Des images satellite publiées ces derniers jours révèlent l’ampleur des massacres commis par les Forces de soutien rapide (FSR) lors de la prise d’Al-Facher, capitale du Nord-Darfour, au Soudan, entre le 26 et le 28 octobre. Ces éléments sont issus du dernier rapport du Humanitarian Research Lab (HRL) de l’Université américaine de Yale (Connecticut), daté du 31 octobre, auquel l’agence de vérification de Radio France a eu accès.
Selon les analyses du HRL, fondées sur des images satellite prises avant et après la chute de la ville, Al-Facher a été le théâtre de massacres d’une ampleur considérable. L’Organisation internationale pour les migrations (OIM) signale que 36 183 personnes — soit environ 15% des 250 000 habitants — ont fui la ville entre le 26 et le 29 octobre dernier. Mais le HRL affirme n’avoir observé aucun mouvement massif de population. "Cela augmente la probabilité que la majorité des civils soient morts, capturés ou cachés", précise le rapport. Dans les jours suivant l’occupation, les images satellite montrent une activité humaine quasi inexistante. Les seuls déplacements visibles concernent des convois militaires. Pour les chercheurs de Yale, cette absence d’exode suggère qu'"il reste peu de civils en vie et capables de s’échapper".

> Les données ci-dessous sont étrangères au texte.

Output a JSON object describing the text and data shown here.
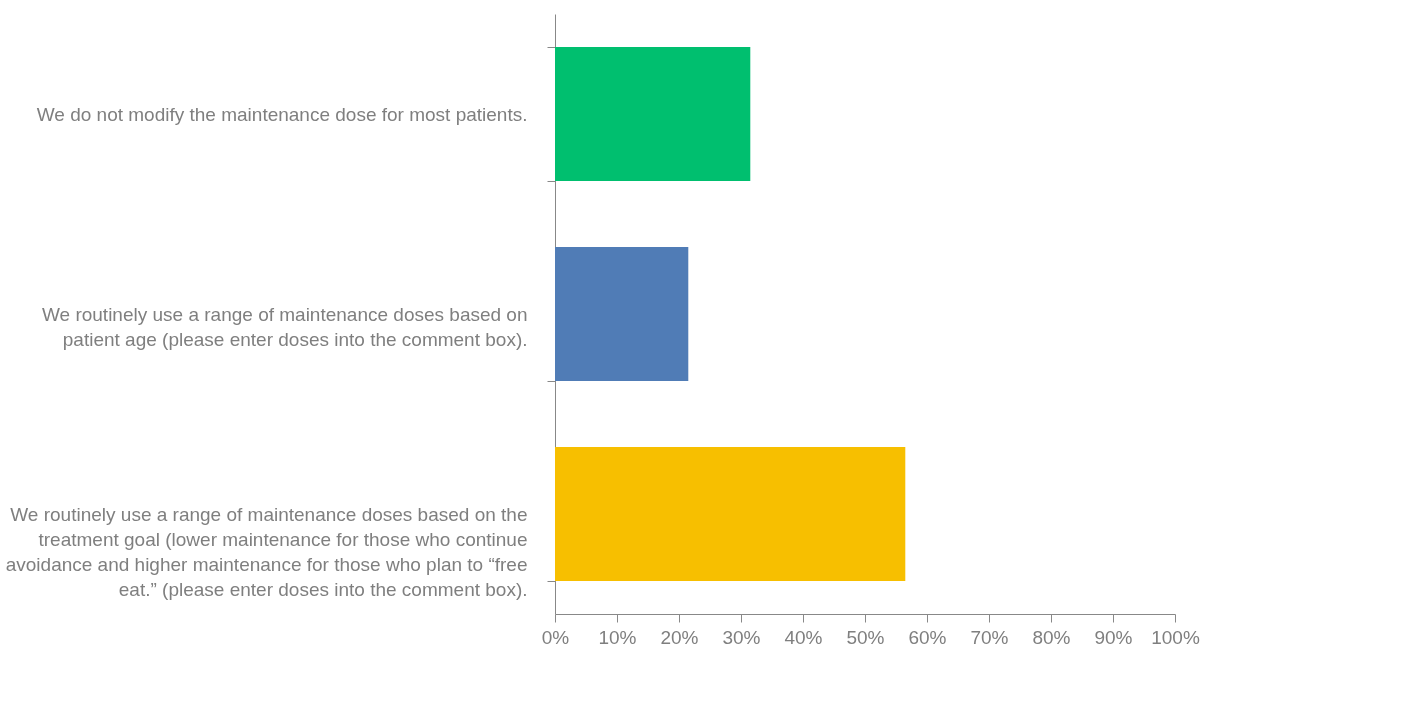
{
  "chart_data": {
    "type": "bar",
    "orientation": "horizontal",
    "categories": [
      "We do not modify the maintenance dose for most patients.",
      "We routinely use a range of maintenance doses based on patient age (please enter doses into the comment box).",
      "We routinely use a range of maintenance doses based on the treatment goal (lower maintenance for those who continue avoidance and higher maintenance for those who plan to “free eat.” (please enter doses into the comment box)."
    ],
    "values": [
      31.5,
      21.5,
      56.5
    ],
    "colors": [
      "#00bf6f",
      "#507cb6",
      "#f7bf00"
    ],
    "xlim": [
      0,
      100
    ],
    "xticks": [
      {
        "value": 0,
        "label": "0%"
      },
      {
        "value": 10,
        "label": "10%"
      },
      {
        "value": 20,
        "label": "20%"
      },
      {
        "value": 30,
        "label": "30%"
      },
      {
        "value": 40,
        "label": "40%"
      },
      {
        "value": 50,
        "label": "50%"
      },
      {
        "value": 60,
        "label": "60%"
      },
      {
        "value": 70,
        "label": "70%"
      },
      {
        "value": 80,
        "label": "80%"
      },
      {
        "value": 90,
        "label": "90%"
      },
      {
        "value": 100,
        "label": "100%"
      }
    ],
    "grid": false,
    "legend": false
  }
}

Les images satellite analysées par le laboratoire, qui semblent corroborer les images de propagande diffusées sur les réseaux sociaux des FSR, recensent au moins 31 regroupements correspondant à des corps humains dans et autour de la ville. "Les indices correspondant à la présence de corps humains au sol continuent de se multiplier", indique le HRL. Des traces thermiques de brûlures et de véhicules détruits suggèrent des exécutions sommaires et des attaques contre des convois civils. Les chercheurs mentionnent aussi des taches rouges au sol, identifiées comme des "mares de sang", qui s’estompent au fil des jours, signe de décomposition ou de déplacement des corps.
Ces "clusters" apparaissent dans plusieurs zones, notamment sur le campus de l’Université d’Al-Facher. Des images du 28 octobre montrent plusieurs charniers, avec la présence de potentielles dépouilles de "1,2 à 1,8 mètre de long dans des mares de sang". La base de défense aérienne de la ville présente, elle, des traces de brûlures sur les zones où des personnes étaient visibles la veille. Dans le quartier de Daraja Oula, dernier refuge civil avant la chute de la ville, les chercheurs identifient "de multiples regroupements (…) correspondant à des corps".
Au nord-ouest d’Al-Facher, dans le village de Garni, des survivants évoquent des séparations systématiques entre hommes et femmes. "Des femmes et des enfants ont signalé avoir été séparés des hommes, qu’ils n’ont jamais revus", rapporte le HRL. Des corps ont également été observés le long des routes reliant Garni à Tawilah, appuyant ces récits.
Le bureau du procureur de la Cour pénale internationale (CPI) a rappelé que "de tels actes, s’ils sont avérés, pourraient constituer des crimes de guerre et des crimes contre l’humanité au sens du Statut de Rome". Une enquête a été lancée pour rassembler des éléments sur ces éventuels massacres et viols. La CPI, saisie par le Conseil de sécurité des Nations unies, enquête depuis 2005 sur des soupçons de génocide, crimes de guerre et crimes contre l'humanité commis au Darfour lors de précédentes violences à caractère ethnique, bien avant le début de l'actuel conflit qui a éclaté en 2023.
Le rapport de HRL s’inscrit dans la continuité du conflit qui, depuis avril 2023, ravage le Soudan et a fait des centaines de milliers de morts et déplacés. Le pays est aujourd’hui divisé entre l’armée du général Abdel Fattah al-Burhane, qui contrôle le nord et l’est (Port-Soudan, Khartoum) et les Forces de soutien rapide de Mohamed Hamdan Daglo, désormais maîtres du Darfour, à l’ouest.
Le conflit a de lourdes conséquences sur la population. Lundi, un rapport de l'ONU étend la famine à deux nouvelles régions du pays, notamment autour de Al-Facher. Une vingtaine d'autres régions du Darfour et du Kordofan voisin sont également menacées par la famine.